Caracalla’s Visit to Pergamum

CNG 91, Lot: 517. Estimate $2000.
Sold for $2200. This amount does not include the buyer’s fee.

MYSIA, Pergamum. Caracalla. AD 198-217. Æ Medallion (43mm, 40.23 g, 6h). Marcus Caerelius Attalus, strategus. Laureate and cuirassed bust right, slight drapery; gorgoneion on breastplate; c/m: wreath with pellet in center, all within incuse / Є ΠI C TP • M • KAIPЄΛ ATTAΛOV, Π-Є-P ΓA/MH/NΩ(N) across field, ΠPΩTΩN • Γ • N[Є]/ΩKOPΩN in two lines in exergue, the imperial entrance (adventus) into the city of Pergamum: emperor, wearing military attire, on horseback right, turning to left and raising right arm, being trailed by attendant; to right, cippus surmounted by statue of Asclepius. W. Wroth, “Asklepios and the coins of Pergamum,” NC (1882), pl. 3, 5 var.; von Fritze, Pergamon pl. VII, 14 var.; BMC 321 var.; SNG France 2231-2 var. (all with varying distribution of rev. legend); for c/m: Howgego 480. VF, dark green patina, traces of smoothing.

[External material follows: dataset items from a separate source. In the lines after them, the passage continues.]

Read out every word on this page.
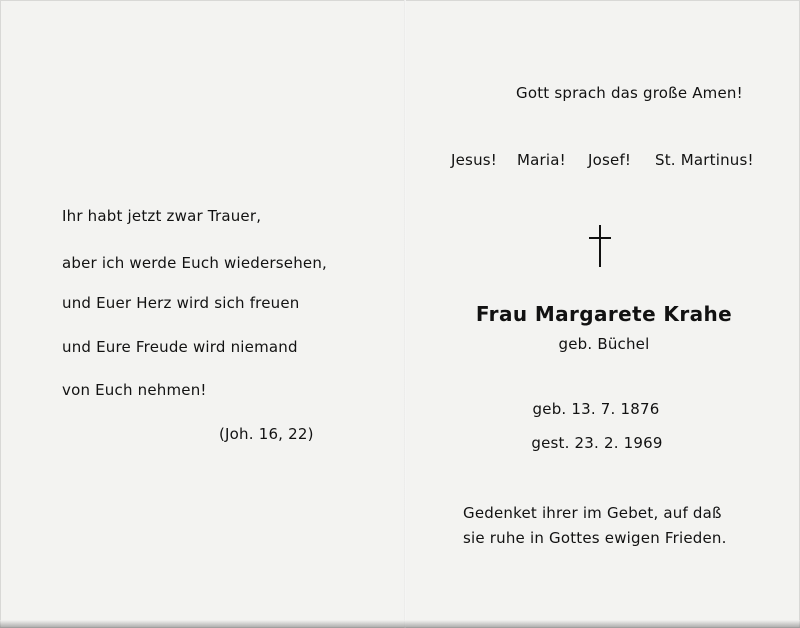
Ihr habt jetzt zwar Trauer,
aber ich werde Euch wiedersehen,
und Euer Herz wird sich freuen
und Eure Freude wird niemand
von Euch nehmen!
(Joh. 16, 22)
Gott sprach das große Amen!
Jesus! Maria! Josef! St. Martinus!
Frau Margarete Krahe
geb. Büchel
geb. 13. 7. 1876
gest. 23. 2. 1969
Gedenket ihrer im Gebet, auf daß
sie ruhe in Gottes ewigen Frieden.
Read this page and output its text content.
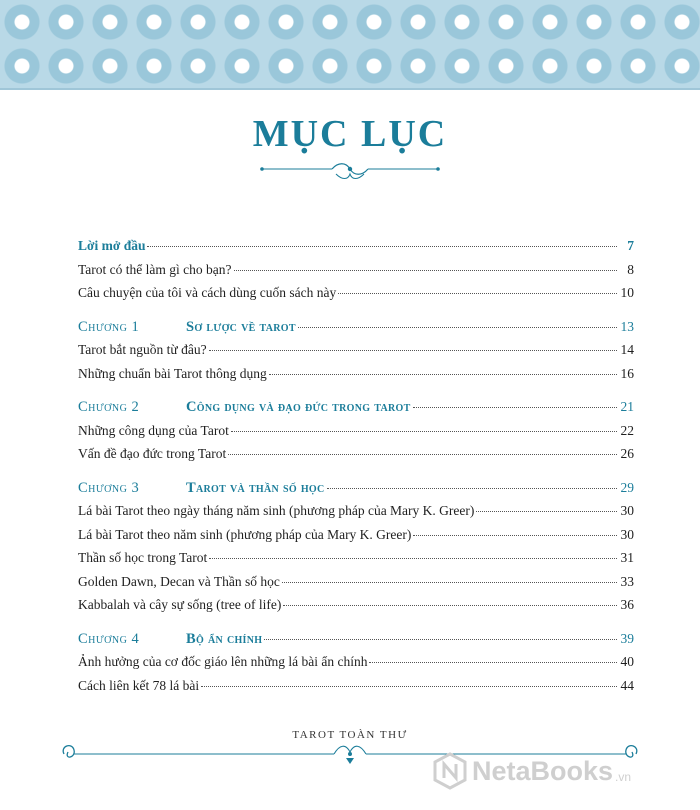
MỤC LỤC
Lời mở đầu	7
Tarot có thể làm gì cho bạn?	8
Câu chuyện của tôi và cách dùng cuốn sách này	10
Chương 1	Sơ lược về tarot	13
Tarot bắt nguồn từ đâu?	14
Những chuẩn bài Tarot thông dụng	16
Chương 2	Công dụng và đạo đức trong tarot	21
Những công dụng của Tarot	22
Vấn đề đạo đức trong Tarot	26
Chương 3	Tarot và thần số học	29
Lá bài Tarot theo ngày tháng năm sinh (phương pháp của Mary K. Greer)	30
Lá bài Tarot theo năm sinh (phương pháp của Mary K. Greer)	30
Thần số học trong Tarot	31
Golden Dawn, Decan và Thần số học	33
Kabbalah và cây sự sống (tree of life)	36
Chương 4	Bộ ẩn chính	39
Ảnh hưởng của cơ đốc giáo lên những lá bài ẩn chính	40
Cách liên kết 78 lá bài	44
TAROT TOÀN THƯ
NetaBooks .vn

This medallion is part of a highly interesting series that has long fascinated numismatists. Taken as a whole, the group chronicles the major events of Caracalla’s visit to Pergamum en route to an eastern military expedition in AD 214. While this was only one stop on a trip that included imperial visits to the major cities and religious sites of Asia Minor, Pergamum’s sanctuary of Asclepius (the Asclepion) was of particular appeal to Caracalla, whose health declined precipitously in the latter years of his reign. On other medallions from the series we see either Tyche (personification of the city) or a leading magistrate presenting the emperor with a miniature cult image of Asclepius upon his arrival, Caracalla visiting the sacred grove adjacent to the Asclepion, and various scenes of sacrifices being offered to Asclepius.